On Moving On
J Rourke
by: J Rourke
I delight in brilliance. Like so many folks my age, I love good writing, probing videos, beautiful photography. Images of smart people, overlaid with substantive quotations (preferably in a bright, clean typeface). These things are fine, maybe even excellent. They encourage, inspire, challenge. At least for a moment or two. Long enough for my friends to hear me talk about it, for it to be shared with others on the internet, then forgotten.
Not the worst way to waste a life. It is my generation's bane to be surrounded by beauty and changed so little by it.
Sometimes artists my age will have a revelation, one they force onto every experience, into every conversation. Instead of accepting what is, they take that little piece of truth they have and stretch it. Does this create magnificent art? It can! Does the artist change? Never. Or at least, not much. Well-meaning and talented, the young artist produces work much like other work produced by other young artists. It is seen. It is sometimes appreciated. And then it is forgotten.
Most Evangelical Christians my age use Instagram this way. We make something pretty to look at on our phones, add a vulnerable-Christian-cryptic caption, and off it goes. Then the likes, the comments, the features; the feedback feels good. It's pretty, it's fun, it's easy. But it doesn’t matter if we don’t sit with it long enough for it to change us.
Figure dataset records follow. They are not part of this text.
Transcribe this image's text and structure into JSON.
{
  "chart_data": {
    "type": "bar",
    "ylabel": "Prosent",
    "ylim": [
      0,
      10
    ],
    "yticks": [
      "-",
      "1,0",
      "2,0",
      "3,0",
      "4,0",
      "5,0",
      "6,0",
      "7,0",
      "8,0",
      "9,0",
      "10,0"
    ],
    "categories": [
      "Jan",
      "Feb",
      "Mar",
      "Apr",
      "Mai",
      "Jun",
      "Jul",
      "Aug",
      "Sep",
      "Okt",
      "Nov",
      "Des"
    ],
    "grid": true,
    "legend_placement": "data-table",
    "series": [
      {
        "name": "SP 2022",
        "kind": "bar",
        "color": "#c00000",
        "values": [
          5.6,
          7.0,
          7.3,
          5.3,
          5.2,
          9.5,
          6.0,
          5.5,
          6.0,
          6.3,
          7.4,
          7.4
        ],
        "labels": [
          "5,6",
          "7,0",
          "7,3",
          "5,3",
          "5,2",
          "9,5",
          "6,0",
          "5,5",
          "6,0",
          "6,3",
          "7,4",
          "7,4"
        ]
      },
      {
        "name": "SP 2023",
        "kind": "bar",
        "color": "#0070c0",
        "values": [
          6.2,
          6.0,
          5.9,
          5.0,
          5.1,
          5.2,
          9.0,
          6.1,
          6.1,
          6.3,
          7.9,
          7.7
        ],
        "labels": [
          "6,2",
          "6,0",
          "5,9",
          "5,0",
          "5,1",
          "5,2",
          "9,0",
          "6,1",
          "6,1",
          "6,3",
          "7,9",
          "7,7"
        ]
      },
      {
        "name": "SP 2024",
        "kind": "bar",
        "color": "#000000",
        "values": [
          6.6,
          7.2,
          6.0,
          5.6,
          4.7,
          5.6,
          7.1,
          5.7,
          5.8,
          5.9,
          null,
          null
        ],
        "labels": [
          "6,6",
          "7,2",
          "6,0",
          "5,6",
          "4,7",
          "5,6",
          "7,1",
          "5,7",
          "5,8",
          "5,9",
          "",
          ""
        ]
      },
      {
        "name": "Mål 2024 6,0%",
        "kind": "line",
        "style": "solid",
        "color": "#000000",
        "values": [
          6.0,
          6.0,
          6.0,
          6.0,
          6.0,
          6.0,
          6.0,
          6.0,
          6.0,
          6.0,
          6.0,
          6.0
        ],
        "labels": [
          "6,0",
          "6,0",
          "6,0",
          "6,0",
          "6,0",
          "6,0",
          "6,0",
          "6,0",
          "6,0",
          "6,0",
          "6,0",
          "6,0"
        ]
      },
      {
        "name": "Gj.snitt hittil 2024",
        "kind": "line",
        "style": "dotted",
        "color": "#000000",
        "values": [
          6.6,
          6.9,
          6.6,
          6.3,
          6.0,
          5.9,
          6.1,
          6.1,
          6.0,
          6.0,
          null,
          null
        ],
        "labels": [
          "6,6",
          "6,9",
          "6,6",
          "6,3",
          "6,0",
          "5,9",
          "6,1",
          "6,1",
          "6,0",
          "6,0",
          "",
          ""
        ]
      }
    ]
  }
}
We are poised to move on instead of move in. We stroll around the neighborhood on Beauty St. and marvel at the carefully-crafted houses, gasp at what’s inside, maybe even take a photo and say to our friends, “I could live here.” But we never stay.
This is why we need community. If I find something brilliant and share it with my people, they can choose to own it, too. We can live in that house together, and embrace the beauty and the challenges it brings us. We may choose to be transformed. But most of us just don’t. We’re stuck in the static. Our bags are packed; we keep moving on.
We’re not good at simple living, at sitting in What Is. The moment passes, and we are again the same people we were before. We forget. We seldom make the same choice twice, and when we do, it’s to avoid making the choice we know we should be making. We keep moving on.
I’m not arguing for us to put our phones down forever, or to read more books, or meditate more. My message is that we have to stop avoiding life. I have to stop avoiding life. Stop with me. Consider the source of Beauty, and give her your full attention. She has the power to guide us into ourselves, if we let her. She speaks slowly. She is an old woman telling a long story, and must not be interrupted. Are we listening? She can guide us home.